In the last few years, the digital boom has not only made our lives more virtual, it has also changed the way we live – literally. So-called Millennials, the young and affluent generation of digital natives spawned from Silicon Valley and Manhattan, increasingly eschew cooking for online delivery services, rely on mobility providers such as Uber to travel and are happy to consume media wherever they are.
This means kitchens, commuting and living rooms are no longer deal breakers, resulting in a serious shift in the housing market: Location is becoming more important than square footage or amenities.
The trend has spread to Germany, with investors adding to the general real estate boom by piling into the market for so-called micro-apartments, small, furnished apartments with a bare minimum of facilities targeted at students, graduates and weekend commuters. But the rush into the market has possible implications.
It wasn’t so long ago that a one-room or studio apartment in the country was considered difficult to rent. “At the beginning of the 2000s, the supply of smaller apartments was still being cut by joining them together or demolishing them,” says Stefan Brauckmann, the director of the Moses Mendelssohn Institute, which specializes in the analysis of real estate markets. But since then “a reversal in trend is evident,” he says. In a current study, his firm looked at housing construction activity in Germany and found that micro-apartments are booming.
“Many people would rather live in their own little apartment than in communal flats, whose main reason for existing is to save money.”
The study shows that 28 percent of all apartments approved between 2010 and 2014 in German cities with populations over 500,000 had either one or two rooms. The rate was only 22 percent in already existing apartments. “In the largest cities, the percentage of apartments with three or more rooms is being reduced in new constructions,” Mr. Brauckmann said.
This should make investors prick up their ears. Developers are having few problems enticing people to buy new micro-apartments, which typically have less than 25 m² (270 sq ft) of floor space containing just a sleeping area, bathroom and kitchen. Storage space, laundry and communal living space are often provided separately.
Developers claim there’s an urgent need for such small and low-rent apartments, and are certainly keen on building them. There are presently about 25,000 micro-apartments in Germany, and several thousands more are set to be built by the end of 2018. Most are priced from €100,000 ($112,000) and up.
But is supply now being increased to such an extent that there is a danger of oversupply on the rental market? This question is particularly pertinent when it comes to the large student market. Residential complexes specifically tailored to students are increasingly springing up in small college towns as well as big, in-demand cities such as Munich, Hamburg and Berlin. From Aachen to Potsdam, blocks with often more than 100 micro-apartments are becoming a common site.

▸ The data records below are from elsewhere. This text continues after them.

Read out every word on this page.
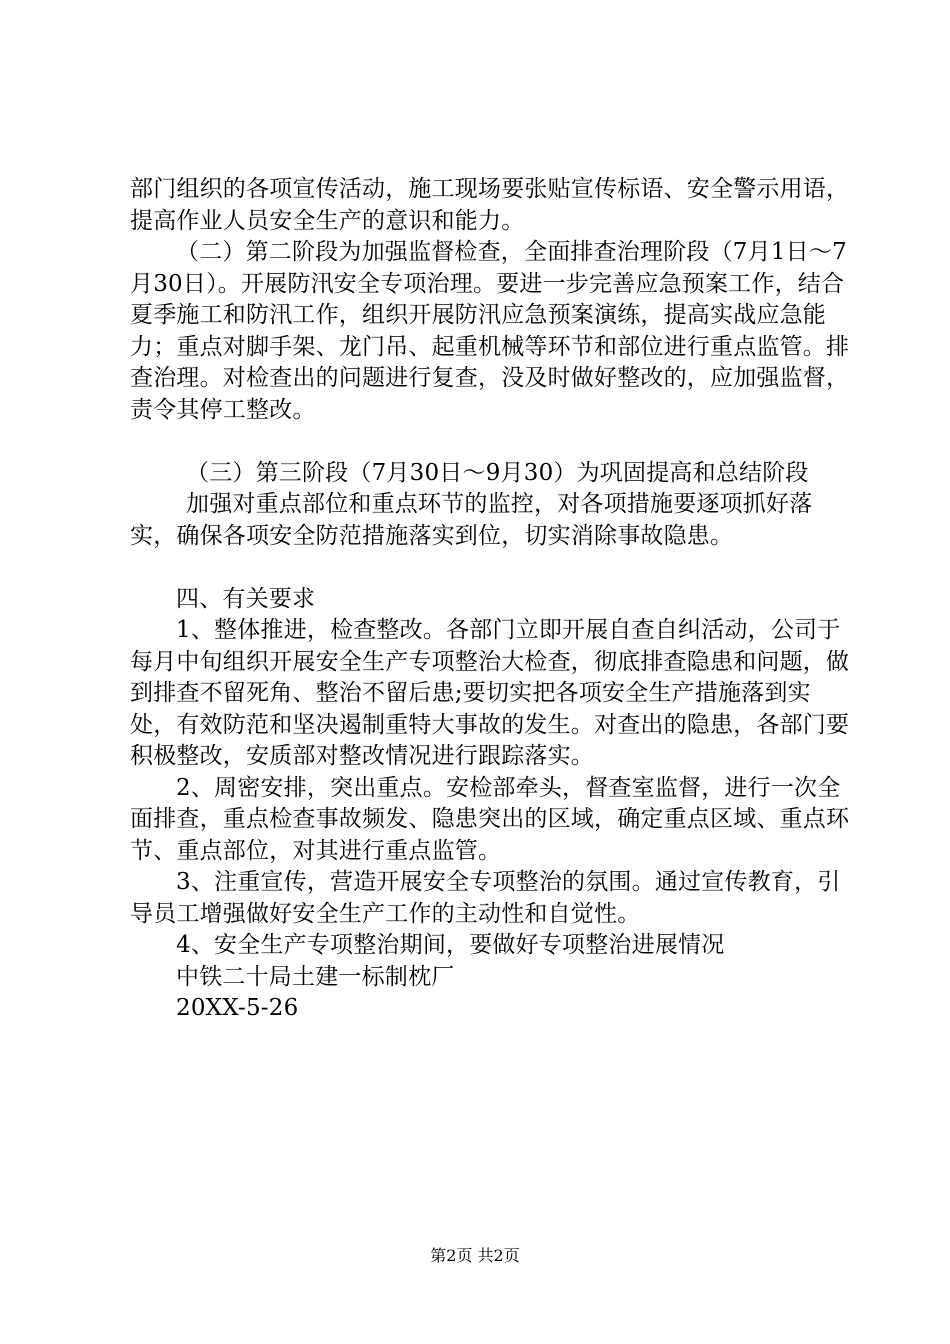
部门组织的各项宣传活动，施工现场要张贴宣传标语、安全警示用语，提高作业人员安全生产的意识和能力。

（二）第二阶段为加强监督检查，全面排查治理阶段（7月1日～7月30日）。开展防汛安全专项治理。要进一步完善应急预案工作，结合夏季施工和防汛工作，组织开展防汛应急预案演练，提高实战应急能力；重点对脚手架、龙门吊、起重机械等环节和部位进行重点监管。排查治理。对检查出的问题进行复查，没及时做好整改的，应加强监督，责令其停工整改。

（三）第三阶段（7月30日～9月30）为巩固提高和总结阶段

加强对重点部位和重点环节的监控，对各项措施要逐项抓好落实，确保各项安全防范措施落实到位，切实消除事故隐患。

四、有关要求

1、整体推进，检查整改。各部门立即开展自查自纠活动，公司于每月中旬组织开展安全生产专项整治大检查，彻底排查隐患和问题，做到排查不留死角、整治不留后患;要切实把各项安全生产措施落到实处，有效防范和坚决遏制重特大事故的发生。对查出的隐患，各部门要积极整改，安质部对整改情况进行跟踪落实。

2、周密安排，突出重点。安检部牵头，督查室监督，进行一次全面排查，重点检查事故频发、隐患突出的区域，确定重点区域、重点环节、重点部位，对其进行重点监管。

3、注重宣传，营造开展安全专项整治的氛围。通过宣传教育，引导员工增强做好安全生产工作的主动性和自觉性。

4、安全生产专项整治期间，要做好专项整治进展情况

中铁二十局土建一标制枕厂

20XX-5-26

第2页 共2页
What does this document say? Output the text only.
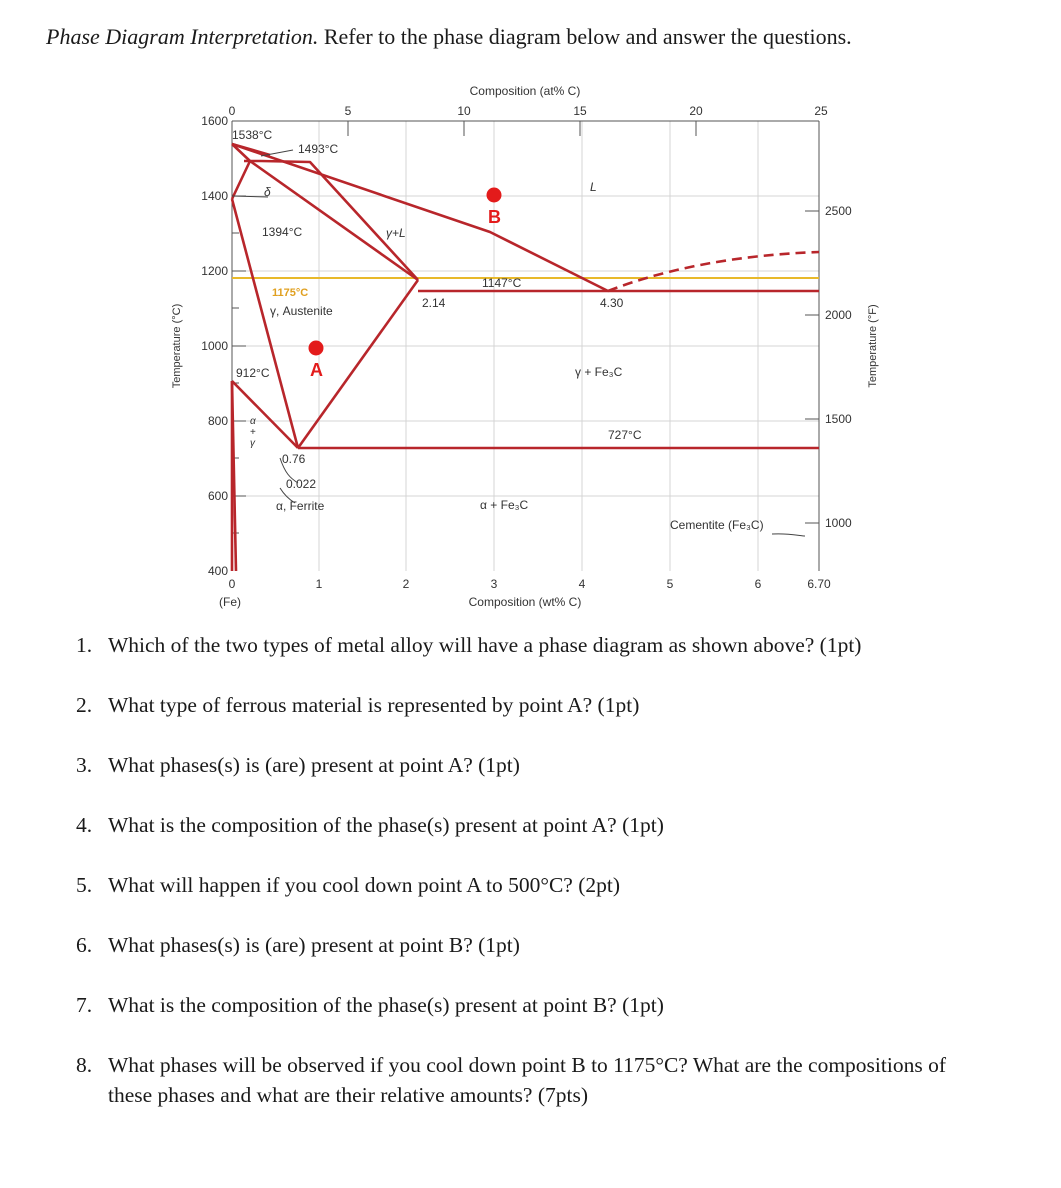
Phase Diagram Interpretation. Refer to the phase diagram below and answer the questions.
A
B
Composition (at% C)
Composition (wt% C)
Temperature (°C)	Temperature (°F)
0	5	10	15	20	25
0	1	2	3	4	5	6	6.70
(Fe)
1600
1400
1200
1000
800
600
400
2500
2000
1500
1000
1538°C
1493°C
1394°C
1147°C
1175°C
912°C
727°C
2.14	4.30
0.76
0.022
δ	L
γ+L
γ, Austenite
γ + Fe₃C
α
+
γ
α, Ferrite	α + Fe₃C
Cementite (Fe₃C)
1. Which of the two types of metal alloy will have a phase diagram as shown above? (1pt)
2. What type of ferrous material is represented by point A? (1pt)
3. What phases(s) is (are) present at point A? (1pt)
4. What is the composition of the phase(s) present at point A? (1pt)
5. What will happen if you cool down point A to 500°C? (2pt)
6. What phases(s) is (are) present at point B? (1pt)
7. What is the composition of the phase(s) present at point B? (1pt)
8. What phases will be observed if you cool down point B to 1175°C? What are the compositions of these phases and what are their relative amounts? (7pts)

But whether this growth will be sustained is dubious, with student numbers stalling. The real estate consultancy Savills recently found that: “On the whole, it can be assumed that the number of cities with declining student numbers will increase.” According to their data, the number of people studying at German universities in winter 2016/17 rose by only 1.8 percent over the previous year, the lowest increase in 10 years. Savills believes there will be no more increases. Contrast that with the fact that there will soon be six times as many beds in private student apartments than in 2007.
Developers are covering their backs by ensuring that new student blocks do not just appeal to the target market. To be successful in a weaker market environment, apartments “must not only have good quality furnishings and a quality location, but also be distinctive,” says Michael Ries, a member of the board at Pantera. His company is a partner in the building of 260 student apartments in Wildau (near Berlin) and 106 in Esslingen (near Stuttgart), with the latter being offered for sale to private investors.
Such defensive measures are particularly applicable to the top end of the market. According to Savills, the monthly rent, including all ancillary costs and utilities, is more than €450 in around half of private student apartments, a princely sum for those studying. “A saturation of the expensive segment of the micro-apartment market can’t be ruled out,” warns Mr. Brauckmann.
On the whole, however, the percentage of one-person households will continue to grow. According to Mr. Brauckmann, it continues to be worthwhile to build tiny, space-optimized apartments. “Many people would rather live in their own little apartment than in communal flats, whose main reason for existing is to save money,” he said.